• April 17, 2024

Zimbabwe: Seedbeds 16 Percent Larger

 Zimbabwe: Seedbeds 16 Percent Larger
Photo: Juan

The size of the seedbed sown for Zimbabwe’s 2023-2024 tobacco crop is 15.5 percent larger than in the previous season, reports New Zimbabwe, citing the Tobacco Industry and Marketing Board (TIMB).

“Preparations for the 2023-2024 tobacco season are progressing well. Currently, a total of 98,217 hectares of seedbed area has been sown; this is in comparison to 84,985 hectares sown during the same period last year. The first of September marked the earliest date for planting irrigated tobacco,” the TIMB stated.

“Currently, growers are discing and preparing ridges for the transplanting of hardened seedlings.”

The TIMB has added shisha tobacco to the list of tobaccos to be grown. For the 2023/2024 season, 4,390 grams of shisha tobacco seed covering 549 hectares has been disbursed to growers. (Also see “Great Expectations,” Tobacco Reporter, May 2022.)

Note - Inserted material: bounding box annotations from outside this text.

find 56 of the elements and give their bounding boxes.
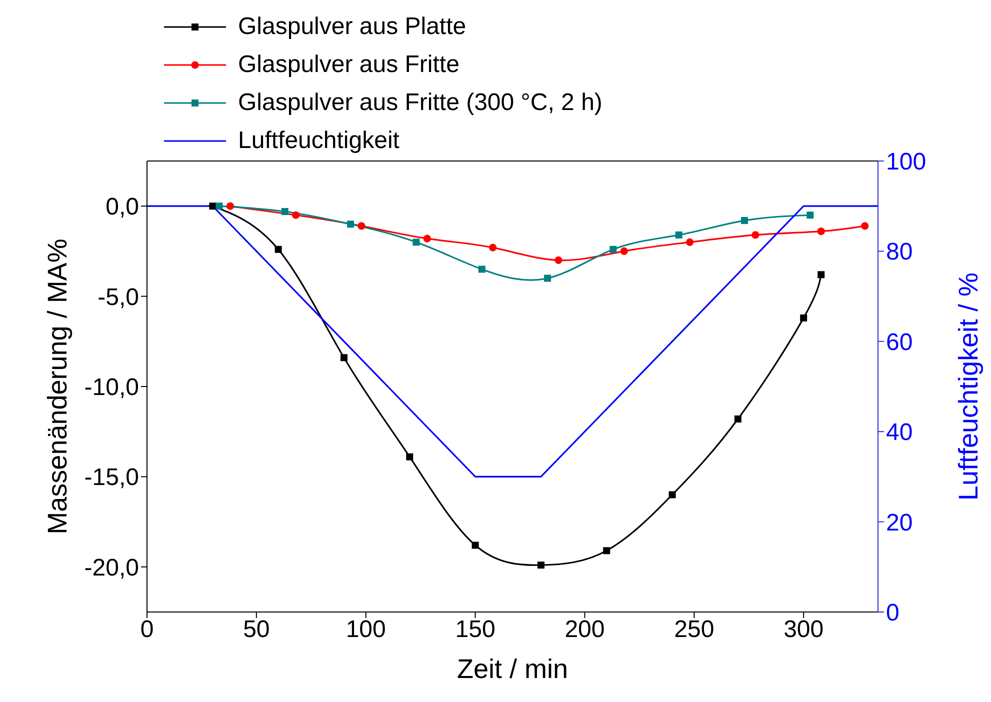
point	[472, 542, 479, 549]
point	[209, 202, 216, 210]
y-tick-label: 0,0	[106, 194, 139, 221]
point	[603, 547, 610, 554]
point	[358, 222, 366, 230]
point	[281, 208, 288, 216]
point	[340, 354, 348, 362]
y-tick-label: -10,0	[84, 374, 139, 402]
point	[412, 238, 420, 246]
point	[752, 231, 760, 239]
point	[489, 244, 497, 252]
point	[740, 217, 748, 224]
point	[610, 246, 617, 253]
point	[734, 415, 742, 422]
x-tick-label: 150	[455, 616, 496, 644]
y-axis-title: Massenänderung / MA%	[42, 238, 73, 534]
point	[620, 247, 628, 255]
y2-tick-label: 100	[886, 148, 926, 176]
point	[668, 491, 676, 498]
x-axis-title: Zeit / min	[456, 654, 568, 684]
y2-tick-label: 20	[886, 509, 913, 536]
point	[347, 220, 354, 228]
x-tick-label: 50	[243, 616, 270, 644]
point	[406, 453, 414, 460]
point	[537, 562, 544, 569]
legend-label: Luftfeuchtigkeit	[238, 127, 400, 155]
point	[274, 246, 282, 253]
y-tick-label: -5,0	[98, 284, 139, 311]
y2-axis-title: Luftfeuchtigkeit / %	[954, 272, 984, 501]
point	[800, 314, 808, 322]
point	[675, 231, 682, 238]
point	[806, 212, 814, 219]
point	[292, 211, 300, 219]
point	[216, 202, 223, 210]
y2-tick-label: 60	[886, 328, 913, 356]
x-tick-label: 200	[564, 616, 605, 644]
y2-tick-label: 80	[886, 238, 913, 266]
point	[554, 256, 562, 264]
legend-label: Glaspulver aus Platte	[238, 13, 466, 41]
x-tick-label: 100	[346, 616, 386, 644]
y-tick-label: -15,0	[84, 464, 139, 492]
point	[226, 202, 234, 210]
y-tick-label: -20,0	[84, 554, 139, 582]
x-tick-label: 300	[784, 616, 824, 644]
point	[818, 271, 825, 278]
point	[817, 228, 825, 236]
point	[861, 222, 869, 230]
legend-label: Glaspulver aus Fritte (300 °C, 2 h)	[238, 89, 602, 117]
point	[686, 238, 694, 246]
legend-label: Glaspulver aus Fritte	[238, 51, 460, 79]
x-tick-label: 250	[674, 616, 714, 644]
y2-tick-label: 40	[886, 419, 913, 446]
point	[478, 266, 486, 273]
point	[544, 274, 552, 282]
x-tick-label: 0	[140, 616, 154, 644]
point	[423, 234, 431, 242]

After a call encouraging registered growers to renew their grower numbers for the next season and a call for first-time growers to apply at the TIMB regional offices, 51,695 growers have registered for the 2023/2024 season.

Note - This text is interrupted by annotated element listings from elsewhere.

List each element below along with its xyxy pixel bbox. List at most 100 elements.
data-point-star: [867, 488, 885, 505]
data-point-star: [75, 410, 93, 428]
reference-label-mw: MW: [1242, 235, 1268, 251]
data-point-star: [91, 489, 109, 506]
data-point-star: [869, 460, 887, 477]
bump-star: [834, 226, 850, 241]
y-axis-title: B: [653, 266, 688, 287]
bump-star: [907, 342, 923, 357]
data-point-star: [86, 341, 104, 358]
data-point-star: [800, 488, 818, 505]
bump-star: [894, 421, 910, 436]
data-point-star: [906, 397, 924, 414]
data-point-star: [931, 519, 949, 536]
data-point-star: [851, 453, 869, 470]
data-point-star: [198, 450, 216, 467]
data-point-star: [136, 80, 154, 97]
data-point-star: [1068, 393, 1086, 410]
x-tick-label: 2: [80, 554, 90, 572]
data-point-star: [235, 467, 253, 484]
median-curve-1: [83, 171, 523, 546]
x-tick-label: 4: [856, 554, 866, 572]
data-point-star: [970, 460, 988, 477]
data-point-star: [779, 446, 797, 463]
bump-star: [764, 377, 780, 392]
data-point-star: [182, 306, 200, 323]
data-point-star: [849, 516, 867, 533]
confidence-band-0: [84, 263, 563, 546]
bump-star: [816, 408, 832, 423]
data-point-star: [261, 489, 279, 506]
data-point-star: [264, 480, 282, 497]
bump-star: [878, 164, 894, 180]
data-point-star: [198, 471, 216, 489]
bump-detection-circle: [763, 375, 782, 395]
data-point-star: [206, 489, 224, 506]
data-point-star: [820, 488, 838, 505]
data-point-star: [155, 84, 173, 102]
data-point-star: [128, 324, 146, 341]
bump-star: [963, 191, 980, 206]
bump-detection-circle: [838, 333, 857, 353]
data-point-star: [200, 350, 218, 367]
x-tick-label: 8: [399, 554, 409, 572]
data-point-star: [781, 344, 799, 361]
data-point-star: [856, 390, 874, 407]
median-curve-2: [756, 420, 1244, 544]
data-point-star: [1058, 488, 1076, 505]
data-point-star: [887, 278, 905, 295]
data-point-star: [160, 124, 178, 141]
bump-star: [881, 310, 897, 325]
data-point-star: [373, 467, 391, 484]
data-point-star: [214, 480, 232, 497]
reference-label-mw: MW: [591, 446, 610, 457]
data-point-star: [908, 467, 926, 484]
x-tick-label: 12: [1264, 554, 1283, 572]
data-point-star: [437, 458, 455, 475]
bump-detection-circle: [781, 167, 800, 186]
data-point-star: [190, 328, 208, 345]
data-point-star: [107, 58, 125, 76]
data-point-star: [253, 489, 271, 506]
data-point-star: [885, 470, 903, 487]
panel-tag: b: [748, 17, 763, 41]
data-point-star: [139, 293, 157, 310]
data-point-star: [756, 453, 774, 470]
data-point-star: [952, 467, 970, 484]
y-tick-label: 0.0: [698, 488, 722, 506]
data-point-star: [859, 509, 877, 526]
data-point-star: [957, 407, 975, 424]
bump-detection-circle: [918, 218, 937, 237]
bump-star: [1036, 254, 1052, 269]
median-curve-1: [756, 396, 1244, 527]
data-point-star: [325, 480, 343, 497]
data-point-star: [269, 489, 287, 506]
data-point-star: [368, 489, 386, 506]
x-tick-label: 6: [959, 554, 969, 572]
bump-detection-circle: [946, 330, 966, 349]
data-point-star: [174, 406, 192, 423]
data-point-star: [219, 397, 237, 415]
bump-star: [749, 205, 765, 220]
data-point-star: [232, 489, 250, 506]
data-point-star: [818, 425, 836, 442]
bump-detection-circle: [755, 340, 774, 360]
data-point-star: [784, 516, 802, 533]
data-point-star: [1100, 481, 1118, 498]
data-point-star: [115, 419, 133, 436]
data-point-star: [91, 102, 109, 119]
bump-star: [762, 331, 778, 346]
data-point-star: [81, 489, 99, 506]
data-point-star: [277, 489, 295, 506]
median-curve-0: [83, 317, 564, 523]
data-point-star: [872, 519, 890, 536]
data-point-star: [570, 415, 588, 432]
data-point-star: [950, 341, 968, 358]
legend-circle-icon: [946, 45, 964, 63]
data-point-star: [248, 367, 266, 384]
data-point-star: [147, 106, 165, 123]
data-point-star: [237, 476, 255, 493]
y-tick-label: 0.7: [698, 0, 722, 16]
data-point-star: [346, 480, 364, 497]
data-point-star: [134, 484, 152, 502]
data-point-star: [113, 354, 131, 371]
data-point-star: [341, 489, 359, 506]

“We have new contractors coming on board for the 2023/2024 season. Six contractors have been licensed to increase the number of tobacco financiers for this season,” said the TIMB.

Zimbabwe’s tobacco growers produced a record 291.1 million kg of tobacco worth $882.2 million this season. The country’s aim, formulated in the government’s Tobacco Value Chain Transformation Plan, is to reach 300 million kg of tobacco a season by 2025. 

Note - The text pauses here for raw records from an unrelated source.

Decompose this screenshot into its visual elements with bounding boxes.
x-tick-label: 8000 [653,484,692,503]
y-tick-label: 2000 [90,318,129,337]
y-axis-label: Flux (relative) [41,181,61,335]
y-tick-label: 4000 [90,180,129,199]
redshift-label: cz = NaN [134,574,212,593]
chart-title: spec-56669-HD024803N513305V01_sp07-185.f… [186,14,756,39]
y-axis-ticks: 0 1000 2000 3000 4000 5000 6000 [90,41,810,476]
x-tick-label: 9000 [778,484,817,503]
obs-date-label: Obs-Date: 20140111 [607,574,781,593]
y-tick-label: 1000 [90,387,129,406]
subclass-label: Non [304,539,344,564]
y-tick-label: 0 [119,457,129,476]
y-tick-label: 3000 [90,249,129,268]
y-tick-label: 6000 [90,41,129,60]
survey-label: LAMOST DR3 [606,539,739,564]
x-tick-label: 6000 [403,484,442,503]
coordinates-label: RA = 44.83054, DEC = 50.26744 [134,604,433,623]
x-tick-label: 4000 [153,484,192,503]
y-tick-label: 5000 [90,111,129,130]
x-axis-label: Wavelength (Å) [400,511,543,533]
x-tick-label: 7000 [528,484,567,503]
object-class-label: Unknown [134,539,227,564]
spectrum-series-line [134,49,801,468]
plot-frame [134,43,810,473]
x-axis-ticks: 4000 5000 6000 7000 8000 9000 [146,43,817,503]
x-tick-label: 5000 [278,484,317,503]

The regulator also announced measures to improve trade practices.

“TIMB has put in place some key strategies to tackle the issues of mis-invoicing and transfer pricing that have been negatively impacting the tobacco industry. Among the strategies is the Compliance Administrative Framework that was implemented in 2021 and the setting up of a new Compliance Administration Department,” the regulator said.

“Before contracting commences, all interested companies submit their commitment documents, which show their capacity to contract for the season, which includes proof of funding, unit cost of inputs to be given to farmers and the interest component to be charged.

“Such commitment documents are then vetted by our Compliance and Licensing Committee that will inspect all such, and if any is found in violation of the board’s compliance standards, such will be rejected, and no approval for contracting farmers will be given,” said the TIMB.